Outlook: Are the Cardinals what almost everyone projected them to be? Or are they the team that has had a really tough few weeks in virtually every area? Perhaps the good news -- okay, it’s really terrible news -- for president of baseball operations John Mozeliak is that the Cardinals need help in so many areas that they can’t all be addressed with trades. Unless something changes, the Cardinals seem committed to staying the course with their current group and possibly even adding to it.

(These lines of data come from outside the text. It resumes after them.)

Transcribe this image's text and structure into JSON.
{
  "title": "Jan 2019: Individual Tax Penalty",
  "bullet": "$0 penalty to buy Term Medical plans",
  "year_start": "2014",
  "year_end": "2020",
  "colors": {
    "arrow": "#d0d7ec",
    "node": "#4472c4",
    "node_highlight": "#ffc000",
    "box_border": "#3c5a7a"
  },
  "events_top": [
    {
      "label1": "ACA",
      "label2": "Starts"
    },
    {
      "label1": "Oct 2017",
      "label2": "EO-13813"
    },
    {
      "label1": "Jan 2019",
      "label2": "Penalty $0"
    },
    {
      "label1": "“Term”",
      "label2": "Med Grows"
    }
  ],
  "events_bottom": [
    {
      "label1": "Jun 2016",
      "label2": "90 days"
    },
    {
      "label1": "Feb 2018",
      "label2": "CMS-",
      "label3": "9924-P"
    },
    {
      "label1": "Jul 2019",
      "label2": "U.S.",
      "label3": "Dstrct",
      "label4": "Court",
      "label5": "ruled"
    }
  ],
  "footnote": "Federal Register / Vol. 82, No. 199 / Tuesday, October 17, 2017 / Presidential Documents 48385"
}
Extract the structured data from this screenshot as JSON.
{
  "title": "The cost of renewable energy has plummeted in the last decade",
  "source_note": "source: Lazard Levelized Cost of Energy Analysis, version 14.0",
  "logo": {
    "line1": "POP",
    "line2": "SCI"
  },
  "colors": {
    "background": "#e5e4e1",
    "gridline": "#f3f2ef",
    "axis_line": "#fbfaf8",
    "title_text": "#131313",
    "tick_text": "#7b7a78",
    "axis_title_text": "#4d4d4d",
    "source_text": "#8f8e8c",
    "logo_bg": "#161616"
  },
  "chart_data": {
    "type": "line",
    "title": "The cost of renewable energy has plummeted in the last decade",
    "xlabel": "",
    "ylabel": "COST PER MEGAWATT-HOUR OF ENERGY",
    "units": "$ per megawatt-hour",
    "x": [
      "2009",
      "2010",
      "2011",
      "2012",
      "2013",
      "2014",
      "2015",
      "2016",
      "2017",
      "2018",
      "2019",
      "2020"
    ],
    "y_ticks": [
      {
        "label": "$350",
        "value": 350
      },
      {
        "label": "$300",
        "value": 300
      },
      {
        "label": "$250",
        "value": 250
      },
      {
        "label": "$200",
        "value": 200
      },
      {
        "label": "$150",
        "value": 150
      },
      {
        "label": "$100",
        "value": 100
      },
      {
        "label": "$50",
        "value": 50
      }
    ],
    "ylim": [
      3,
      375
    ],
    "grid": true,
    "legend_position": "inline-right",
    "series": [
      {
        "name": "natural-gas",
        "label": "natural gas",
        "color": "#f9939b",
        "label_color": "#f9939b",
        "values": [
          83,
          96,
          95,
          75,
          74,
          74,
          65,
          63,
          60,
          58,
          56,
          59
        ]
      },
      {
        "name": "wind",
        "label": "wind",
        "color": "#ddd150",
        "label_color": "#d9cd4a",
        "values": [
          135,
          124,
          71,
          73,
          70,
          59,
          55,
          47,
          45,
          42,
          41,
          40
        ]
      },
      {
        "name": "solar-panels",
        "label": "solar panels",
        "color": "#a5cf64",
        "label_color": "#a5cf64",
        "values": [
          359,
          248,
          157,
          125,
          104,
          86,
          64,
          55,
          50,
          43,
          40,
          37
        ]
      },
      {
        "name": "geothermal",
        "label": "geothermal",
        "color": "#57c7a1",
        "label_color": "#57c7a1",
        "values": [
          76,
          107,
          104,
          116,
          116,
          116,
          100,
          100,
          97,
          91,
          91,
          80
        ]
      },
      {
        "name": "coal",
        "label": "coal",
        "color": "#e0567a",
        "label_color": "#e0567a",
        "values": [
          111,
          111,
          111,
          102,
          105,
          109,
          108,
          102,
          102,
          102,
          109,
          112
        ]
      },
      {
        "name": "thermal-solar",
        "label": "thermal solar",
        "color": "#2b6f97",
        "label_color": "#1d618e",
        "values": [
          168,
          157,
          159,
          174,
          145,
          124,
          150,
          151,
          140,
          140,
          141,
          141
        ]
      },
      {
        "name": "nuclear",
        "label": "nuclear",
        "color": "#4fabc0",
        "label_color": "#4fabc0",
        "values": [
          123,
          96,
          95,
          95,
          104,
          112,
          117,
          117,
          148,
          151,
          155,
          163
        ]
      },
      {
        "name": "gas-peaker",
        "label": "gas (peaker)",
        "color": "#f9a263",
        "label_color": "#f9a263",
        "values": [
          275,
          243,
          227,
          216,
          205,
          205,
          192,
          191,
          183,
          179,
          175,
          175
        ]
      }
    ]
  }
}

6) Nationals (31-35, +1 run differential) -- If they add a reliever (or two), they’re capable of making the playoffs even after a 16-25 start in which blame rested on a bullpen with a 6.25 ERA. During this 12-4 hot stretch, Washington’s starters have a 3.00 ERA and their offense has scored the third-most runs in the Majors. The bullpen has been better but not nearly good enough.

Outlook: Would the Nationals trade either of their two best players -- 3B Anthony Rendon or utility man Howie Kendrick? At the moment, there’s zero chance of that happening even though Rendon likely will test the free-agent market after the season. GM Mike Rizzo wasn’t allowed to trade Bryce Harper to the Astros last summer, and it seems unlikely his bosses will have a different view of Rendon. If the Nationals continue to play well, Rizzo will try hard to upgrade the bullpen and see if his team can make an improbable postseason run.